Xavier Houzel. Je ne crois pas que les Iraniens voulaient vraiment causer des dégâts. Le régime devait se sauver la face en évitant des représailles israélo-américaines sérieuses, tout en prouvant sa capacité militaire d’atteindre Israël, ce qui fait de lui le seul interlocuteur valable de la région et marginalise les Arabes. Je ne pense pas qu’Israël en sera félicité !

Cela ne change rien aux “fondamentaux” : mais cela complique les choses considérablement. Si Israël tenait absolument à poursuivre l’escalade, il mettrait alors le feu à la région toute entière. Tout y exploserait dans tous les sens ! Et, pour peu que les Russes et les Chinois adressent alors un ultimatum aux Américains – oui, aux Américains qui pourront à ce moment-là dire adieu à l’ordre mondial – les BRICS seront avec eux. 

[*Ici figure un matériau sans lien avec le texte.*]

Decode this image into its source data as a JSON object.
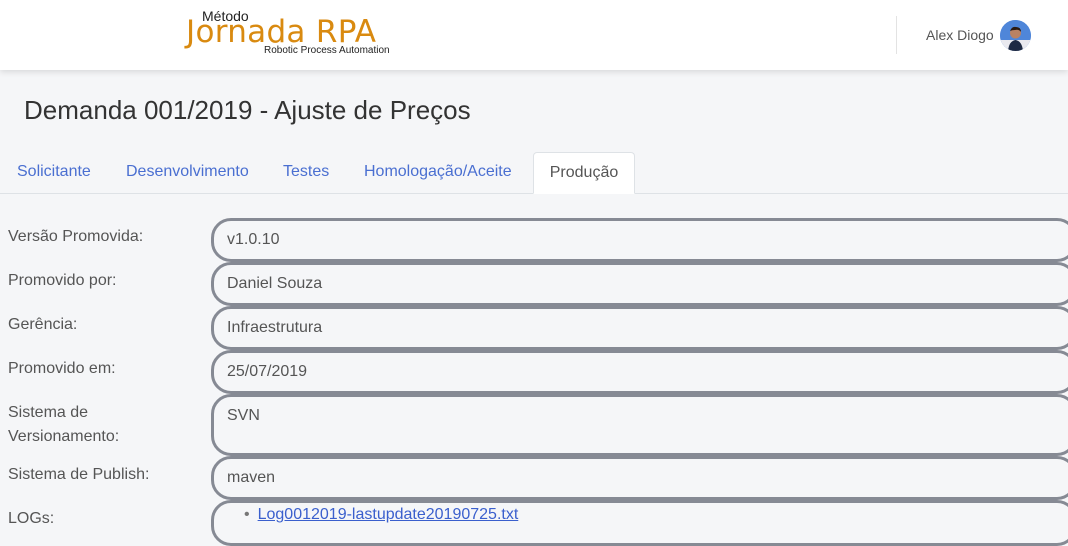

Je ne sache pas que l’Iran ait utilisé la moindre arme destinée à tuer – peut-être même sa quincaillerie était-elle sortie de vieux stocks pour être mise à la poubelle dans le vide du désert. Ce que je sais, en revanche, est que la République Islamique d’Iran possède des centres de recherche pour lesquels les objets volants furtifs n’ont pas de secret. Je sais aussi que l’Iran maîtrise parfaitement les technologies de l’atome. Alors attention à ce que le vol de sauterelles de cette nuit mémorable ne soit pas un leurre! 

 

Premières images des dégâts causés par les frappes iraniennes

Mondafrique. La question de Gaza, les négociations pour la libération des otages contre un cessez le feu et les résolutions en faveur de deux États ne sont plus à l’ordre du jour. Les frappes iraniennes vont-elles redistribuer les cartes ? 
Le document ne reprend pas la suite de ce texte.